Diyetisyen Sezen Çetinkaya, Ramazan ayında beslenmeye dikkat edilmesi konusunda uyarılarda bulundu.
Diyetisyen Sezen Çetinkaya, "Uzun bir süredir ramazan ayının yaz aylarına denk gelmesi , çocukluğumuzda yaşadığımız ramazan kavramını biraz daha farklılaştırıyor. Kış aylarının kısa, serin günlerinde tutulan ve saat 18:00 de biten oruç şimdilerde yerini sıcak yaz günlerinde ve saat 20:45 lere kadar sürdüren bir döneme girdi. Bu durum sağlık problemi olanlar için daha yüksek risk teşkil ediyor. Sağlıklı bireyler için ise dini boyutunun yanında oruç, metabolizmanın yenilenmesi , yeme saatlerinin değiştirilmesi ile vücudun şaşırtılması ve detoks için harika bir fırsat.

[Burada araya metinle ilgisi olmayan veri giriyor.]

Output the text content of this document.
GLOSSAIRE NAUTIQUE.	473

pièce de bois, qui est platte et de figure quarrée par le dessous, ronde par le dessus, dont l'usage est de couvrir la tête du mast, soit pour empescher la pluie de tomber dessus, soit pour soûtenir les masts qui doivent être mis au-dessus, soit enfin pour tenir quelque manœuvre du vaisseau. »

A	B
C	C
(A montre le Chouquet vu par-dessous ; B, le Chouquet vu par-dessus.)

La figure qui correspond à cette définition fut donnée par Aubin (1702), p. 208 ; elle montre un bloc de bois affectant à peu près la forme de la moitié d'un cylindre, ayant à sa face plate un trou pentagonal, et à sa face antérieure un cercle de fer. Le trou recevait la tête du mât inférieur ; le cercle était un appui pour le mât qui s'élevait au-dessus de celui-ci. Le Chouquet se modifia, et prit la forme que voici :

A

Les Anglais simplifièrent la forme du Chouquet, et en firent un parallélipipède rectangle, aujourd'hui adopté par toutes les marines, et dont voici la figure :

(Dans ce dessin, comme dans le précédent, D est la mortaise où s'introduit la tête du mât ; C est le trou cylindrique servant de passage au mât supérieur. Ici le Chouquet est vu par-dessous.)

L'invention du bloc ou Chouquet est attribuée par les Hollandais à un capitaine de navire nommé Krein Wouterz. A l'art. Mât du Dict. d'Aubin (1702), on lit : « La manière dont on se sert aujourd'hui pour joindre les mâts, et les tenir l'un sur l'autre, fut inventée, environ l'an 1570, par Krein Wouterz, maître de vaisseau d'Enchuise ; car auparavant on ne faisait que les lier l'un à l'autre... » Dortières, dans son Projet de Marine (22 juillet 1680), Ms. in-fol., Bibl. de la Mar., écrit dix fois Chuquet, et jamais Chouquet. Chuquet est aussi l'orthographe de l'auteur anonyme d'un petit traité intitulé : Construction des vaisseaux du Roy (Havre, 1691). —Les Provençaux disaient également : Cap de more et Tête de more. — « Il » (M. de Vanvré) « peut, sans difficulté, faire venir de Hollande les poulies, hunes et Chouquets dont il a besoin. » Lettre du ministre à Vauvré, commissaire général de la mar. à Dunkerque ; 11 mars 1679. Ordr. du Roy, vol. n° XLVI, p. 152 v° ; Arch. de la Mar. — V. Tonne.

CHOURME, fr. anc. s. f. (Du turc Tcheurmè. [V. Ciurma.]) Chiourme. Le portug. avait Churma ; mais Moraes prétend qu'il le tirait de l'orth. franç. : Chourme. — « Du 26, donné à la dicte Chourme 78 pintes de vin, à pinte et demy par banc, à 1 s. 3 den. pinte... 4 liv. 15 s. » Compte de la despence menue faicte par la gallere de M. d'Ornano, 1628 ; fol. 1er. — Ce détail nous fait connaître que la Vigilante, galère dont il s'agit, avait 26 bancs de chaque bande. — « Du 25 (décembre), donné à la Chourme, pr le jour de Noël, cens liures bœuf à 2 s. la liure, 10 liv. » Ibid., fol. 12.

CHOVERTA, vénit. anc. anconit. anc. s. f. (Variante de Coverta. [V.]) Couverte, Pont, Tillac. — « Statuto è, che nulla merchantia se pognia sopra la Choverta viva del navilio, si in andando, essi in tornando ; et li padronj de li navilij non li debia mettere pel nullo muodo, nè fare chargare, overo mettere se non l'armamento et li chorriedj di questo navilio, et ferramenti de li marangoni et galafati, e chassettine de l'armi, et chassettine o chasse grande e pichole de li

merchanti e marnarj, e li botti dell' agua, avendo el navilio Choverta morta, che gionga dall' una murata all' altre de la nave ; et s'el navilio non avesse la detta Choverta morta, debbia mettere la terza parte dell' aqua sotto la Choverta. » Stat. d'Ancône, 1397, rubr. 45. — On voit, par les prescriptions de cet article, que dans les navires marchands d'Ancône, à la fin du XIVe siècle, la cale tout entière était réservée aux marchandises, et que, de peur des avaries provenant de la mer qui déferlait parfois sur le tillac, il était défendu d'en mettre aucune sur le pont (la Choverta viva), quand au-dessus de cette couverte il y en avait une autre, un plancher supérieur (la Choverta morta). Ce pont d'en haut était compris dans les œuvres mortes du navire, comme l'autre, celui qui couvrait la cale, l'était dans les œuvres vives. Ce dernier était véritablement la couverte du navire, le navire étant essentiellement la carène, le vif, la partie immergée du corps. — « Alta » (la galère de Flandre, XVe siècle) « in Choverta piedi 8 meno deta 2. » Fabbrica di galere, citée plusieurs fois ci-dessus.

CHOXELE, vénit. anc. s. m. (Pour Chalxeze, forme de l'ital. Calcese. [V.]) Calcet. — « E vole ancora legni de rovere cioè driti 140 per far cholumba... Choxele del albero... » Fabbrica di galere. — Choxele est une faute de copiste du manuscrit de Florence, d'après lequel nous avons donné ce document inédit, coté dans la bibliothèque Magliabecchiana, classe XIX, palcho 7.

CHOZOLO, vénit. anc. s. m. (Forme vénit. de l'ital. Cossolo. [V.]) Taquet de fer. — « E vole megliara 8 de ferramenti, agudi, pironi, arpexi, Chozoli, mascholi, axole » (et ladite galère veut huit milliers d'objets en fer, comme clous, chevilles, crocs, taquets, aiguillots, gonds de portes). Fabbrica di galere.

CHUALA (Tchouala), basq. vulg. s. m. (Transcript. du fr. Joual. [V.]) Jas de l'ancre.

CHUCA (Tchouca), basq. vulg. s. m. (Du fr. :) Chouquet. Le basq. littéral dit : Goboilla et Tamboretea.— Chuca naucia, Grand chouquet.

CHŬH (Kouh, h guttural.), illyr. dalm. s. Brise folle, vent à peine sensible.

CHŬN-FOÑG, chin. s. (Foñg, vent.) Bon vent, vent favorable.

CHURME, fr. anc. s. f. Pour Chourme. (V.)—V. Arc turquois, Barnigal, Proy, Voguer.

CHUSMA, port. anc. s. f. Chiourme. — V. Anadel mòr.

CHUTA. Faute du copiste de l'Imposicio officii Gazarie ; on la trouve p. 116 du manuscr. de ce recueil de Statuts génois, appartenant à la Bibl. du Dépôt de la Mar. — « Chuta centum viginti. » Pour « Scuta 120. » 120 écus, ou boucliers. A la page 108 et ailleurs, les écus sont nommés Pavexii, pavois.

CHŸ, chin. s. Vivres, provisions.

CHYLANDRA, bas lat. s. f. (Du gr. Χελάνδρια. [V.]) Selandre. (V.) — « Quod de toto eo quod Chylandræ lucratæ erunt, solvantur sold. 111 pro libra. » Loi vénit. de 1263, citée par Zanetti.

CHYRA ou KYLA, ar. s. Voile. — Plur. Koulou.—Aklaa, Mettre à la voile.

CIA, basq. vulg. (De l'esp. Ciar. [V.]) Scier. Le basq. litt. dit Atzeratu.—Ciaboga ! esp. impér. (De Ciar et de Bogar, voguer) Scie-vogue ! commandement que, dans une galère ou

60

Tutabilen herkesin bu dönemi verimli geçirmesini öneriyoruz. Tabi oruç tutalım derken de vücudu yormak, aç ve susuz bırakmak, yetersiz uyumak gibi yapılan hatalı davranışlar direncinizi düşürerek kolay hastalanmanıza ve bu dönemi verimsiz geçirmenize neden olacaktır" dedi.
Ramazan döneminde en çok karşılaşılan problemlerin kabızlık ve susuzluk olduğunu ifade eden Çetinkaya, "Kısır döngü gibi birbirini tetikleyen iki unsur. Neyse ki yaz mevsimde bize sunulan kiraz, erik, karpuz, kavun, kayısı, yenidünya gibi su içeriği ve posa içeriği yüksek meyveler bizi bu durumdan kurtarıyor. Porsiyonlarını aşmamak şartı ile sahur sofralarınız da ve ara öğününüz de mutlaka bulundurunuz. Bunun yanında su tüketiminizi de arttırın. İftardan sahura kadar olan saat aralığında azar azar sık sık su tüketmelisiniz. Mideyi dinlendiren, ıhlamur, nane, rezene, papatya gibi bitki çayları, komposto, gibi içecekler içmelisiniz. Yine sahurda ayran ve kefir tüketmek de hem doyurucu hem de sıvı alımına yardımcı olacaktır. Bir diğer problem gün içerisinde yaşanılan ciddi baş ağrıları ve açlık. sahur saatinden kaynaklanan uyku saati değişiklikleri ve sağlıksız beslenme nedeni ile sağlıklı kişilerde yoğun baş ağrıları, migren hastalarında ise ciddi migren atakları ile karşılaşılmaktadır. Uzun süre açlık yaşanması nedeniyle kan basıncın değişmesi, akşam saatlerine doğru kan şekeri düşüklüğü vücudun gösterdiği reaksiyonlar arasındadır. Özellikle sahur saatinde, kaliteli proteinleri tüketmeniz size uzun süre tokluk sağlayacaktır. Sadece sebze yemekleri ve çorba veya su içip uyumak yerine yumurta, peynir, badem, ceviz gibi besinleri tüketmelisiniz" diye konuştu.
İftar saatinde aşırı yememeye dikkat edilmesi gerektiğini kaydeden Çetinkaya, "Gidilen davetler, iftar programları sebebi ile yemek çeşitleri, tatlılar, meyveler, çaylar derken uzun süre açlık çekmiş mideye eziyet etmenin size bir faydası olmayacaktır. Tam tersi hazımsızlık, kabızlık, kramp gibi ciddi sindirim problemleri yaşamanıza sebep olacaktır. Yine yoğun baş ağrıları çekmenize de sebep olacaktır. Orucunuzu mutlaka öncelikle oda ısısında bekletilmiş bir su içerek açın. Buz gibi sıvılar ve asitli içeceklerden uzun durun. İftariyelik olarak nitelendirilen ( hurma, peynir, zeytin, pastırma) dan tadımlık pideyle yedikten sonra ,hafif bir yemek olan çorbayı 1 kase yavaş yavaş tüketin. Ardından 10 dk gibi kısa bir süre ara verip. Zeytinyağlı bir sebze yemeği, salata, yoğurt ve 1-2 dilim ekmek ile yemeğinizi sonlandırabilirsiniz. Aşırı yağlı, kızartma, ağır et yemekleri, yoğun baharatlı, acılı, tuzlu yemeklerden uzak durunuz. Yine iftar ve sahur arasına ekleyeceğiniz ara öğünler önemlidir. Bu sayede yeterli ve dengeli beslenmeniz için gün içerisinde almanız gereken besin guruplarını 2 öğüne sıkıştırmamış olacaksınız. Böylece birden, fazla miktarda yemenizin de önüne geçmiş olacaksınız." ifadelerini kullandı.